An Iranian international chess referee has said she is afraid to return to home after state media published photographs of her apparently not wearing a hijab as is mandatory for women under Iranian law.

Shohreh Bayat, 32, became one of the most prominent Iranian women in international chess after she refereed the Women's World Chess Championship in Shanghai this week.

But her achievement was overshadowed by a storm of controversy after she a photograph was published in which her hijab was not visible. Ms Bayat says she was in fact wearing the headscarf but the picture had already been widely circulated in Iran.

The chess master has since been bombarded with threats by Iranian conservatives and she fears she could be arrested if she returns home to Iran.

"I turned on my mobile and saw that my picture was everywhere, Ms Bayat told the BBC. "They were claiming I was not wearing a headscarf and that I wanted to protest against the hijab."

She said Iran's chess federation refused to write a letter guaranteeing her safety and instead tried to pressure her into writing an apology for the incident. She refused. "There are many people in prison in Iran because of the headscarf. It's a very serious issue.

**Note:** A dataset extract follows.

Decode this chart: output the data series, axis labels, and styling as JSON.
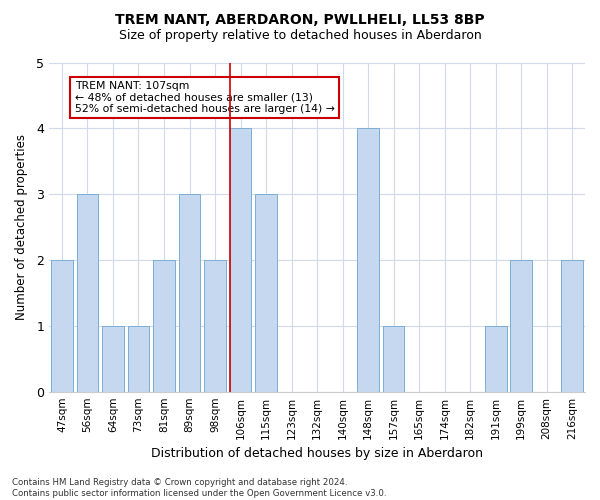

Maybe they'd want to make an example of me," she said, adding that she was "totally panicked" by the situation.

Her case comes day after Iran's only female Olympic medallist said she would not return to Iran and described herself as "one of the millions of oppressed women in Iran".

Kimia Alizadeh, 21, won a bronze medal at the 2016 Olympics in Rio de Janeiro. In a statement posted online, she said she would no longer wear be forced to wear the hijab and said Iranian officials had used her as "a tool".

"Whatever they said, I wore," she said. "Every sentence they ordered, I repeated." She described the decision to leave Iran as difficult, but necessary.